С первых же дней своего существования городская Дума сделалась какой-то дополнительной ареной политической борьбы, игнорируя никого почти не интересовавшие вопросы изо дня в день разрушавшегося городского хозяйства, которыми ведала городская управа под руководством совершенного непригодного городского головы.
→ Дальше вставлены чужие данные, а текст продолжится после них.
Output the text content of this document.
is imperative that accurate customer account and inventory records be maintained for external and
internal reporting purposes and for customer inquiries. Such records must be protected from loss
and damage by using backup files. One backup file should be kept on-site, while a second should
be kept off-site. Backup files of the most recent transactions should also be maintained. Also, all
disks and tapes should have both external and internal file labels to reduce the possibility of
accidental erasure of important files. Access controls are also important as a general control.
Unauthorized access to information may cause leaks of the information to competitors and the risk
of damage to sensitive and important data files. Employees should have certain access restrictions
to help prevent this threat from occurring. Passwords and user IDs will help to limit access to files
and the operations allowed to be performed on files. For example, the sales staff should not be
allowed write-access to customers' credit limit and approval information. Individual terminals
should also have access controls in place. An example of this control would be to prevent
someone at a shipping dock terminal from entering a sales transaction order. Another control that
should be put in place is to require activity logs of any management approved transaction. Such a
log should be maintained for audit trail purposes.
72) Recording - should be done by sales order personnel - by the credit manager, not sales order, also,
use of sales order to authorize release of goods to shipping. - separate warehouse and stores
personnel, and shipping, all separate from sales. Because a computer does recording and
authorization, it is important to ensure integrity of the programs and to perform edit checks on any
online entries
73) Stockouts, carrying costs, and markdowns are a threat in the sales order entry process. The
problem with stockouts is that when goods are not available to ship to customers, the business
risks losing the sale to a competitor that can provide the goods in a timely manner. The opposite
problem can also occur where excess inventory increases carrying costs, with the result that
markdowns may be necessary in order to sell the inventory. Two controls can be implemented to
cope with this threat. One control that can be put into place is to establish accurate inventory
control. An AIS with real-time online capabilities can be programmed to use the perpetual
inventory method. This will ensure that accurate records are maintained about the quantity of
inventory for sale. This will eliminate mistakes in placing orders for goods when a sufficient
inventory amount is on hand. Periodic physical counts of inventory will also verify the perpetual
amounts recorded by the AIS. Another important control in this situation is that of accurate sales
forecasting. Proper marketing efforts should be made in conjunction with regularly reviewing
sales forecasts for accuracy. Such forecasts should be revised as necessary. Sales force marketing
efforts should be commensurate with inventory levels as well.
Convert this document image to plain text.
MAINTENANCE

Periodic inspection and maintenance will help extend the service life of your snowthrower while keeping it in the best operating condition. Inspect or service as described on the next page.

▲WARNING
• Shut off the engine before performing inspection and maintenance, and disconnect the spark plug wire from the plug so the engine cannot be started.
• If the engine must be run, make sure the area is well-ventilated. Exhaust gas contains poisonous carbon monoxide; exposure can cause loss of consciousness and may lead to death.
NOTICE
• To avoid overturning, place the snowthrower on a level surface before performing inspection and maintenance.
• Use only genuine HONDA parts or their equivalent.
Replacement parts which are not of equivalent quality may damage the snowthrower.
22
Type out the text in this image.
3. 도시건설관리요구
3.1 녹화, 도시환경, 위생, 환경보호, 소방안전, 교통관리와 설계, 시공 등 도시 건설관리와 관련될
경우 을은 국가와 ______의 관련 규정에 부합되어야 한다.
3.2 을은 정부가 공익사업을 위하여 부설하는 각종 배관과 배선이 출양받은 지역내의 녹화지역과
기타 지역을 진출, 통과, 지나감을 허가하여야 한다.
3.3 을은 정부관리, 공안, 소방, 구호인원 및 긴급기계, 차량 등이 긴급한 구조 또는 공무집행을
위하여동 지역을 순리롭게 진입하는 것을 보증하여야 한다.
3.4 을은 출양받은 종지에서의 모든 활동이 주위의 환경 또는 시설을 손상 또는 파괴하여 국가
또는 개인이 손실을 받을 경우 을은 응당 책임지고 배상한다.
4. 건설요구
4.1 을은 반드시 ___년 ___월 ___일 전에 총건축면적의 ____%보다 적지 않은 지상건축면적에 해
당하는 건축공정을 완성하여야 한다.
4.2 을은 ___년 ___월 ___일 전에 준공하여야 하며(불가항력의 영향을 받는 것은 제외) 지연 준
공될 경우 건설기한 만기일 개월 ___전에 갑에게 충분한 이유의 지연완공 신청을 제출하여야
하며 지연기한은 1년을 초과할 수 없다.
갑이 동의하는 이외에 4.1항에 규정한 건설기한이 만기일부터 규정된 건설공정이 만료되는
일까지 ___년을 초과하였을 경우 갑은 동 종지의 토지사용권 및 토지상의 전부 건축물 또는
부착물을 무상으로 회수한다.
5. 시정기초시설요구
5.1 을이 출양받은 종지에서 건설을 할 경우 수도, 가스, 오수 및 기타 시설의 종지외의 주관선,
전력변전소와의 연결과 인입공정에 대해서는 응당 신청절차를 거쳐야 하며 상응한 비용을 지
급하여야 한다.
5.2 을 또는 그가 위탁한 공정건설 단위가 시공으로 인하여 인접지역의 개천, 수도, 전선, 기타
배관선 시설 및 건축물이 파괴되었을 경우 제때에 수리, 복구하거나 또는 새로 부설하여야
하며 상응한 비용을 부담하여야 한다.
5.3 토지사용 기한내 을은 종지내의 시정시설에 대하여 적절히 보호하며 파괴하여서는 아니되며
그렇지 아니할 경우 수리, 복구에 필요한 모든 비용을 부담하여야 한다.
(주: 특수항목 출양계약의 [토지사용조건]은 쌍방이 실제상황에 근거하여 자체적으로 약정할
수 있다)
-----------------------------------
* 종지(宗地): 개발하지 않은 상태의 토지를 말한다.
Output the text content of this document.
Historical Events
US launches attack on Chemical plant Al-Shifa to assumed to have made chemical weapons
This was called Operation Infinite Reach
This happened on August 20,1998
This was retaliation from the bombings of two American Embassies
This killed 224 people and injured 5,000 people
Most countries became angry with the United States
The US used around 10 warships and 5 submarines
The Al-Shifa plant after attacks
Между тем Временное правительство, составленное с большим трудом после большевистского восстания 3-го июля, несколько укрепило свою власть. Произошло это главным образом потому, что меньшевики и эсеры, руководившие Советом рабочих и солдатских депутатов, поняли наконец необходимость сильной правительственной власти и стали значительно меньше вмешиваться в государственные дела. Но укрепление власти чувствовалось главным образом в Петербурге. В провинции и в армии революция продолжала «углубляться» и усиливалась большевистская пропаганда, внося повсюду разложение и анархию.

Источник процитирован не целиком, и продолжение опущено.